Ton premier Cilo, tu te souviens, cadre en acier, deux fois cinq vitesses, manettes placées en haut du tube oblique. Doré comme cette aube où tu escaladas sans mollir les douze pour cent qui te menaient à ton lit. Cinq heures du matin et tes roues incertaines fendaient l’écume des bières de la nuit. Arrivé au fond du faux-plat, tu as regardé le plan incliné dressé devant toi. Le soleil allait bientôt se lever. Entre deux haut-le-coeur, tu t’es dit quand faut y aller, faut y aller. En danseuse que tu l’as franchi, ce putain de raidillon. Même pas ralenti. Même pas posé un pied à terre. Effacé la pente d’une seule traite comme Coppi. Une fois arrivé en haut, tu as grimpé sur le dos de l’abricotier, sauté sur le rebord de la fenêtre que tu avais laissée entrouverte avant de t’en aller. Ta façon de rentrer en loucedé dans ta chambre aux heures interdites, sans réveiller ta mère au réveil conditionné par le déclic de la porte d’entrée.
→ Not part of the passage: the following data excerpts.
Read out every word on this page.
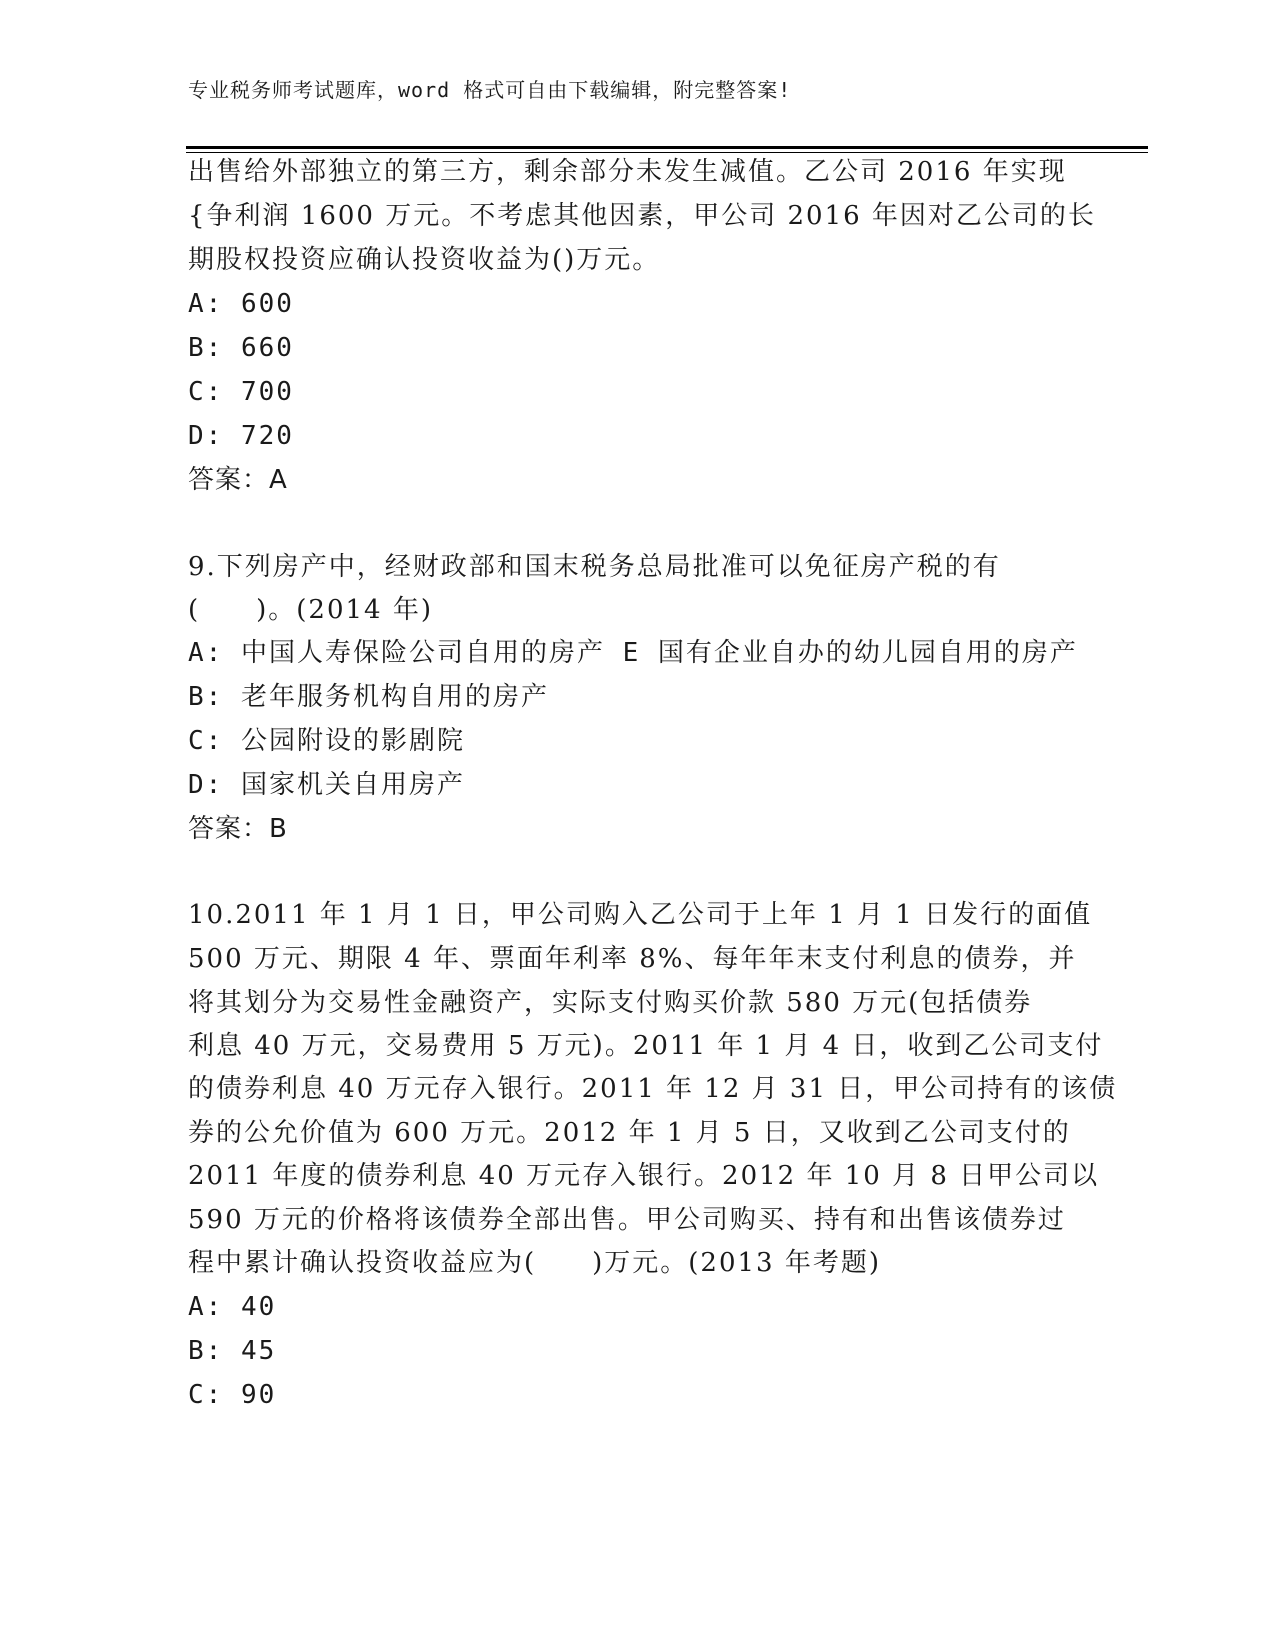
专业税务师考试题库，word 格式可自由下载编辑，附完整答案!
出售给外部独立的第三方，剩余部分未发生减值。乙公司 2016 年实现
{争利润 1600 万元。不考虑其他因素，甲公司 2016 年因对乙公司的长
期股权投资应确认投资收益为()万元。
A: 600
B: 660
C: 700
D: 720
答案：A
9.下列房产中，经财政部和国末税务总局批准可以免征房产税的有
(　　)。(2014 年)
A: 中国人寿保险公司自用的房产 E 国有企业自办的幼儿园自用的房产
B: 老年服务机构自用的房产
C: 公园附设的影剧院
D: 国家机关自用房产
答案：B
10.2011 年 1 月 1 日，甲公司购入乙公司于上年 1 月 1 日发行的面值
500 万元、期限 4 年、票面年利率 8%、每年年末支付利息的债券，并
将其划分为交易性金融资产，实际支付购买价款 580 万元(包括债券
利息 40 万元，交易费用 5 万元)。2011 年 1 月 4 日，收到乙公司支付
的债券利息 40 万元存入银行。2011 年 12 月 31 日，甲公司持有的该债
券的公允价值为 600 万元。2012 年 1 月 5 日，又收到乙公司支付的
2011 年度的债券利息 40 万元存入银行。2012 年 10 月 8 日甲公司以
590 万元的价格将该债券全部出售。甲公司购买、持有和出售该债券过
程中累计确认投资收益应为(　　)万元。(2013 年考题)
A: 40
B: 45
C: 90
Dis, est-ce que tu le referais aujourd’hui ?

Moi je pense que oui.
Tout aussi bourré et sans électricité.

La parade du cycliste trop gras

Ce qui est sûr, c’est que je vais te descendre illico calculer à la cave.

Quand je pense que je t’ai monté au salon pour te changer les plaquettes de freins. Saloperies de plaquettes qui fondent comme du beurre au soleil. Alors oui, si tu freines pas elles s’usent pas. D’ailleurs, le cycliste ne freine pas parce que « se freni non vinci », citation attribuée à Mario Cipollini, coureur sculptural italien dont la vitesse de pointe n’avait d’égal que le goût des seringues espagnoles.

Donc tu m’espionnes « à l’insu de mon plein gré » selon le bon mot de Richard Virenque, autre cycliste qui en son temps avait été attaqué par un essaim d’aiguilles plus ou moins stérilisées. Il me faut rappeler ici un principe de base : mon écran c’est mon écran. Les informations écrites dessus sont destinées à moi-même uniquement et exclusivement sauf accord préalable avec un tiers, personne, animal ou vélo. Pour ma dernière commande de cuissard, je ne crois pas avoir passé un tel accord avec toi. On n’en a même jamais parlé. Bon. Je confirme, tour de taille : 87 centimètres. Poids : 77 kilos. Je te fais confiance pour la masse volumique de la graisse et tous tes calculs à la con. Du gras, j’en ai et je le garde. On ne sait jamais. Et toi, ton poids, rien à cirer, ni de celui qui pourrait te remplacer.

Non, j’ai une autre idée, un joujou extra qui t’envoie un supplément d’âme quand il te reste plus rien dans le jarret.
Comment ? Qu’est-ce que tu dis ? C’est-y pas triste, sombrer dans les substances ? À mon âge avancé !
Mais non, je te rassure, je continuerai à marcher à l’eau claire. Seulement, j’ai découvert un nouveau produit miracle. Efficace, discret et sans aucun effet secondaire. Lové dans l’axe du pédalier.

Ça s’appelle un moteur et ça marche à l’électricité.